This trick should work for all versions of Windows as far as we know.
You can always resort to the temporary disabling measures instead.
If you have updated drivers and removed any hardware that could be causing this issue and the random reboots continue to occur, it's possible that the memory is bad in the computer.
Finally, hardware devices that are not installed properly in the computer can also cause random reboots.
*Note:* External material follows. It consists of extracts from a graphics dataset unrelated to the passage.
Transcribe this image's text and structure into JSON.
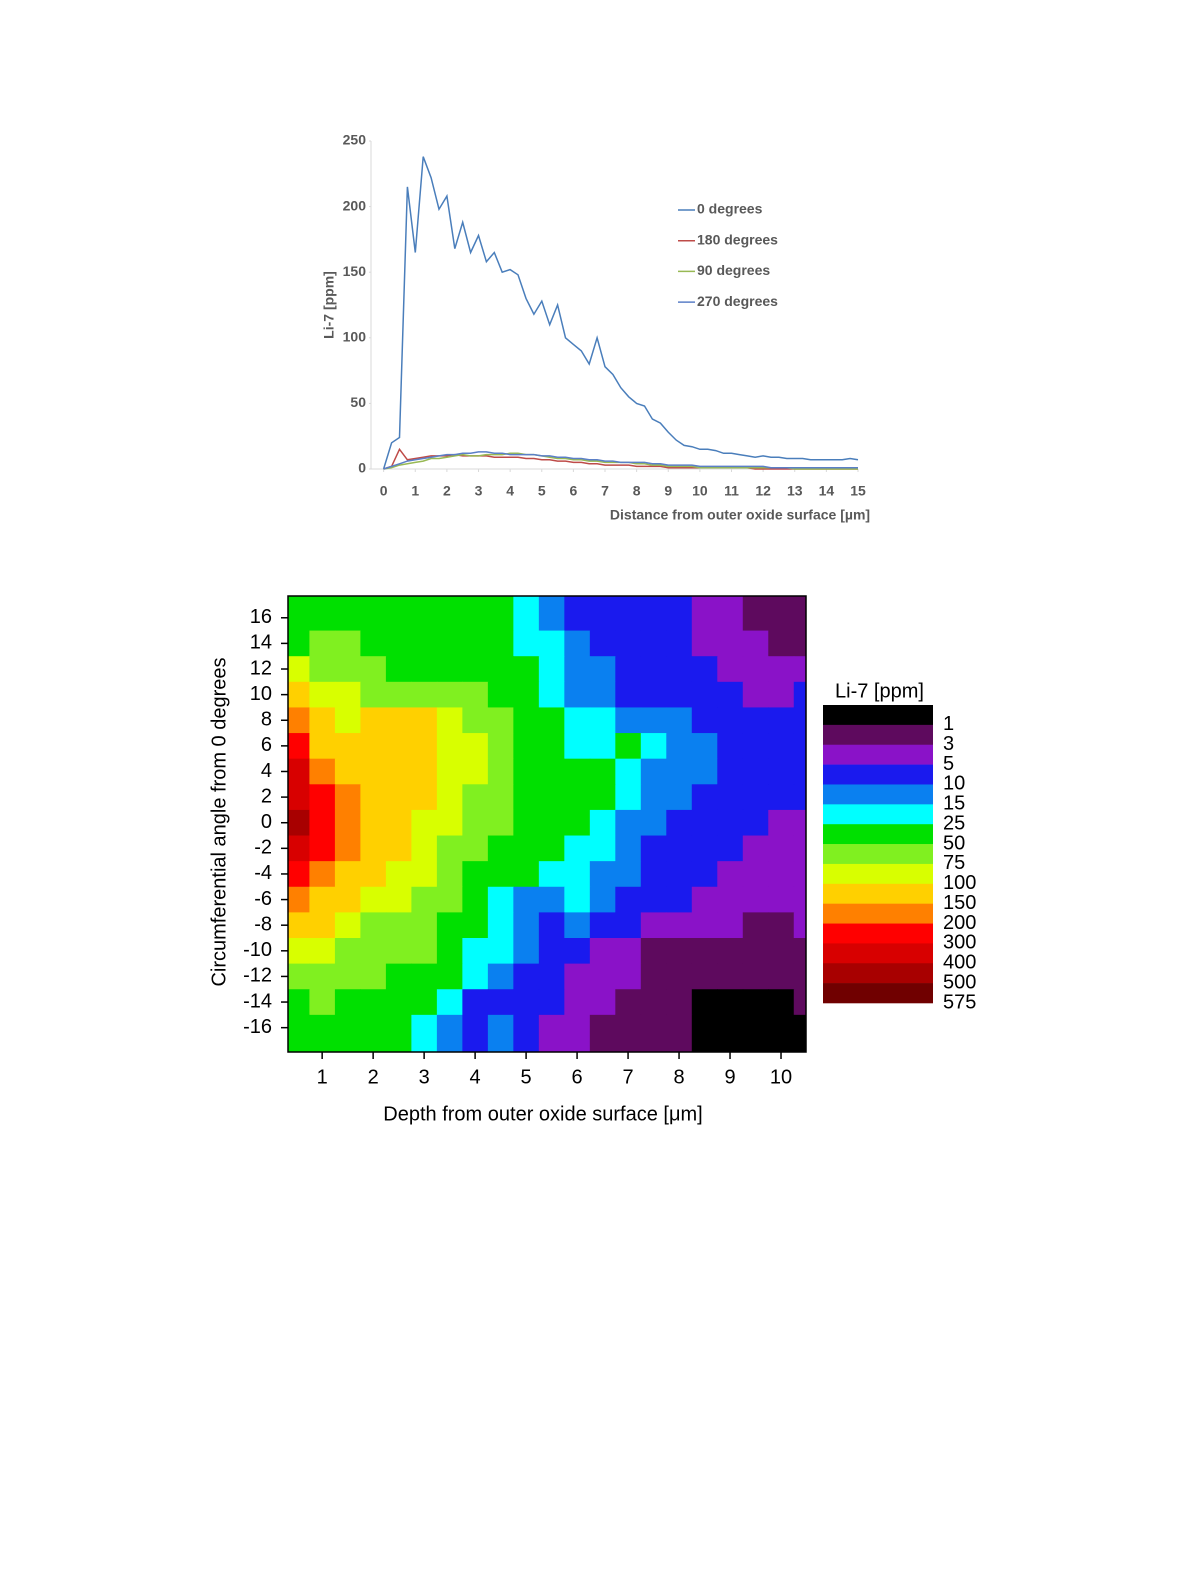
{
  "chart_data": [
    {
      "type": "line",
      "xlabel": "Distance from outer oxide surface [µm]",
      "ylabel": "Li-7 [ppm]",
      "x": [
        0,
        0.25,
        0.5,
        0.75,
        1,
        1.25,
        1.5,
        1.75,
        2,
        2.25,
        2.5,
        2.75,
        3,
        3.25,
        3.5,
        3.75,
        4,
        4.25,
        4.5,
        4.75,
        5,
        5.25,
        5.5,
        5.75,
        6,
        6.25,
        6.5,
        6.75,
        7,
        7.25,
        7.5,
        7.75,
        8,
        8.25,
        8.5,
        8.75,
        9,
        9.25,
        9.5,
        9.75,
        10,
        10.25,
        10.5,
        10.75,
        11,
        11.25,
        11.5,
        11.75,
        12,
        12.25,
        12.5,
        12.75,
        13,
        13.25,
        13.5,
        13.75,
        14,
        14.25,
        14.5,
        14.75,
        15
      ],
      "xlim": [
        -0.4,
        15
      ],
      "xticks": [
        0,
        1,
        2,
        3,
        4,
        5,
        6,
        7,
        8,
        9,
        10,
        11,
        12,
        13,
        14,
        15
      ],
      "ylim": [
        0,
        250
      ],
      "yticks": [
        0,
        50,
        100,
        150,
        200,
        250
      ],
      "legend": "upper right",
      "series": [
        {
          "name": "0 degrees",
          "color": "#4a7ebb",
          "values": [
            0,
            20,
            24,
            215,
            165,
            238,
            222,
            198,
            208,
            168,
            188,
            165,
            178,
            158,
            165,
            150,
            152,
            148,
            130,
            118,
            128,
            110,
            125,
            100,
            95,
            90,
            80,
            100,
            78,
            72,
            62,
            55,
            50,
            48,
            38,
            35,
            28,
            22,
            18,
            17,
            15,
            15,
            14,
            12,
            12,
            11,
            10,
            9,
            10,
            9,
            9,
            8,
            8,
            8,
            7,
            7,
            7,
            7,
            7,
            8,
            7
          ]
        },
        {
          "name": "180 degrees",
          "color": "#be4b48",
          "values": [
            0,
            2,
            15,
            7,
            8,
            9,
            10,
            10,
            10,
            11,
            10,
            10,
            10,
            10,
            9,
            9,
            9,
            9,
            8,
            8,
            7,
            7,
            6,
            6,
            5,
            5,
            4,
            4,
            3,
            3,
            3,
            3,
            2,
            2,
            2,
            2,
            1,
            1,
            1,
            1,
            1,
            1,
            1,
            1,
            1,
            1,
            1,
            0,
            0,
            0,
            0,
            0,
            0,
            0,
            0,
            0,
            0,
            0,
            0,
            0,
            0
          ]
        },
        {
          "name": "90 degrees",
          "color": "#98b954",
          "values": [
            0,
            1,
            3,
            4,
            5,
            6,
            8,
            8,
            9,
            10,
            11,
            10,
            10,
            11,
            11,
            11,
            12,
            12,
            11,
            11,
            10,
            9,
            8,
            8,
            7,
            7,
            6,
            6,
            5,
            5,
            5,
            5,
            4,
            4,
            3,
            3,
            2,
            2,
            2,
            2,
            1,
            1,
            1,
            1,
            1,
            1,
            1,
            1,
            1,
            1,
            1,
            1,
            0,
            0,
            0,
            0,
            0,
            0,
            0,
            0,
            0
          ]
        },
        {
          "name": "270 degrees",
          "color": "#5b7fc7",
          "values": [
            0,
            2,
            4,
            6,
            7,
            8,
            9,
            10,
            11,
            11,
            12,
            12,
            13,
            13,
            12,
            12,
            11,
            11,
            11,
            11,
            10,
            10,
            9,
            9,
            8,
            8,
            7,
            7,
            6,
            6,
            5,
            5,
            5,
            5,
            4,
            4,
            3,
            3,
            3,
            3,
            2,
            2,
            2,
            2,
            2,
            2,
            2,
            2,
            2,
            1,
            1,
            1,
            1,
            1,
            1,
            1,
            1,
            1,
            1,
            1,
            1
          ]
        }
      ]
    },
    {
      "type": "contour",
      "xlabel": "Depth from outer oxide surface [μm]",
      "ylabel": "Circumferential angle from 0 degrees",
      "x": [
        0.5,
        1,
        1.5,
        2,
        2.5,
        3,
        3.5,
        4,
        4.5,
        5,
        5.5,
        6,
        6.5,
        7,
        7.5,
        8,
        8.5,
        9,
        9.5,
        10,
        10.5
      ],
      "y": [
        16,
        14,
        12,
        10,
        8,
        6,
        4,
        2,
        0,
        -2,
        -4,
        -6,
        -8,
        -10,
        -12,
        -14,
        -16
      ],
      "z": [
        [
          30,
          40,
          40,
          35,
          30,
          30,
          28,
          27,
          26,
          20,
          14,
          8,
          7,
          6,
          6,
          5,
          4,
          3,
          2.5,
          2,
          2
        ],
        [
          45,
          55,
          50,
          45,
          40,
          38,
          35,
          30,
          28,
          22,
          16,
          12,
          9,
          9,
          7,
          6,
          4,
          4,
          3,
          2.5,
          2
        ],
        [
          80,
          70,
          60,
          52,
          48,
          45,
          40,
          35,
          30,
          26,
          18,
          13,
          10,
          8,
          7,
          6,
          5,
          4,
          3.5,
          3,
          3
        ],
        [
          120,
          90,
          80,
          60,
          55,
          70,
          60,
          50,
          40,
          30,
          20,
          14,
          11,
          9,
          8,
          7,
          6,
          5,
          4,
          4,
          5.5
        ],
        [
          160,
          110,
          90,
          105,
          100,
          100,
          90,
          70,
          60,
          40,
          26,
          18,
          16,
          12,
          12,
          10,
          8,
          7,
          6,
          5.5,
          5.5
        ],
        [
          250,
          140,
          110,
          105,
          110,
          105,
          95,
          80,
          65,
          45,
          30,
          22,
          18,
          25,
          15,
          12,
          10,
          9,
          7,
          7,
          6
        ],
        [
          320,
          180,
          130,
          110,
          105,
          100,
          90,
          75,
          60,
          45,
          35,
          28,
          26,
          18,
          14,
          12,
          10,
          9,
          8,
          7,
          6
        ],
        [
          350,
          220,
          160,
          110,
          105,
          100,
          85,
          72,
          55,
          45,
          35,
          30,
          26,
          16,
          12,
          10,
          9,
          8,
          7,
          7,
          6
        ],
        [
          400,
          230,
          160,
          120,
          105,
          95,
          80,
          65,
          50,
          42,
          35,
          30,
          24,
          14,
          10,
          8,
          7,
          6,
          5,
          4.5,
          4
        ],
        [
          350,
          210,
          150,
          110,
          100,
          80,
          70,
          55,
          45,
          38,
          30,
          20,
          16,
          12,
          9,
          7,
          6,
          5,
          4.5,
          4,
          4
        ],
        [
          220,
          150,
          110,
          100,
          95,
          78,
          60,
          45,
          35,
          28,
          22,
          16,
          12,
          10,
          8,
          6,
          5,
          4.5,
          4,
          4,
          3.5
        ],
        [
          150,
          110,
          100,
          95,
          80,
          70,
          55,
          40,
          22,
          14,
          12,
          15,
          11,
          9,
          6,
          5,
          4,
          3.5,
          3.5,
          3,
          3
        ],
        [
          110,
          100,
          80,
          70,
          60,
          55,
          45,
          28,
          18,
          12,
          9,
          10,
          8,
          6,
          4.5,
          4,
          3.5,
          3,
          2.5,
          2.5,
          3
        ],
        [
          90,
          80,
          70,
          60,
          55,
          50,
          40,
          24,
          16,
          11,
          8,
          6,
          4.5,
          4,
          2.5,
          2.5,
          2.5,
          2,
          2,
          2,
          2
        ],
        [
          70,
          60,
          55,
          50,
          45,
          40,
          30,
          22,
          12,
          8,
          6,
          4,
          3.5,
          3,
          2,
          2,
          2,
          1.5,
          1.5,
          1.5,
          2
        ],
        [
          40,
          50,
          40,
          35,
          30,
          28,
          20,
          8,
          7,
          8,
          6,
          3.5,
          3,
          2.5,
          2,
          1.5,
          0.8,
          0.8,
          0.9,
          0.8,
          1.5
        ],
        [
          30,
          35,
          30,
          28,
          26,
          20,
          14,
          9,
          12,
          6,
          3.5,
          3,
          2.5,
          2,
          2,
          1.5,
          0.7,
          0.6,
          0.7,
          0.8,
          0.9
        ]
      ],
      "xlim": [
        0.33,
        10.49
      ],
      "xticks": [
        1,
        2,
        3,
        4,
        5,
        6,
        7,
        8,
        9,
        10
      ],
      "ylim": [
        -17.9,
        17.7
      ],
      "yticks": [
        -16,
        -14,
        -12,
        -10,
        -8,
        -6,
        -4,
        -2,
        0,
        2,
        4,
        6,
        8,
        10,
        12,
        14,
        16
      ],
      "colorbar_title": "Li-7 [ppm]",
      "levels": [
        1,
        3,
        5,
        10,
        15,
        25,
        50,
        75,
        100,
        150,
        200,
        300,
        400,
        500,
        575
      ],
      "colors": [
        "#000000",
        "#5e0a5e",
        "#8a12c8",
        "#1a1aee",
        "#0a80f0",
        "#00ffff",
        "#00e000",
        "#80f020",
        "#d8ff00",
        "#ffd000",
        "#ff8000",
        "#ff0000",
        "#d80000",
        "#a80000",
        "#700000"
      ]
    }
  ]
}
You’ll still get the prompt, but it won’t force you to shut down.For all other fans in the computer, you need to open the computer and verify all fans are working (e.g., processor fan, video card fan, and case fans).A temperature gun, like the one shown in the picture, can also be used to help gauge how hot the hardware components or integrated circuits are inside the computer.If you have heard any abnormal noises coming from your computer recently, it could be an sign that a fan is failing which may cause hardware components to overheat.First, verify the fan on the power supply is working by examining the back of the computer and seeing if the fan is moving in general, as well as moving fast and smoothly (e.g., not wobbling or scraping against the insides of the power supply).Some computer viruses, such as the blaster virus, are designed to reboot your computer without warning.Usually these viruses make the computer reboot every 5, 10, 15 or 30 minutes after the computer has started up.Some of the steps below require you to open your computer.While working inside the computer, be cautious of ESD.Although this may be nice for errors that do not occur often, users who have a re-occurring error may want to identify the error to troubleshoot it.Below are the steps on how this feature can be disabled and enabled in Windows XP, Vista, 7, and 8.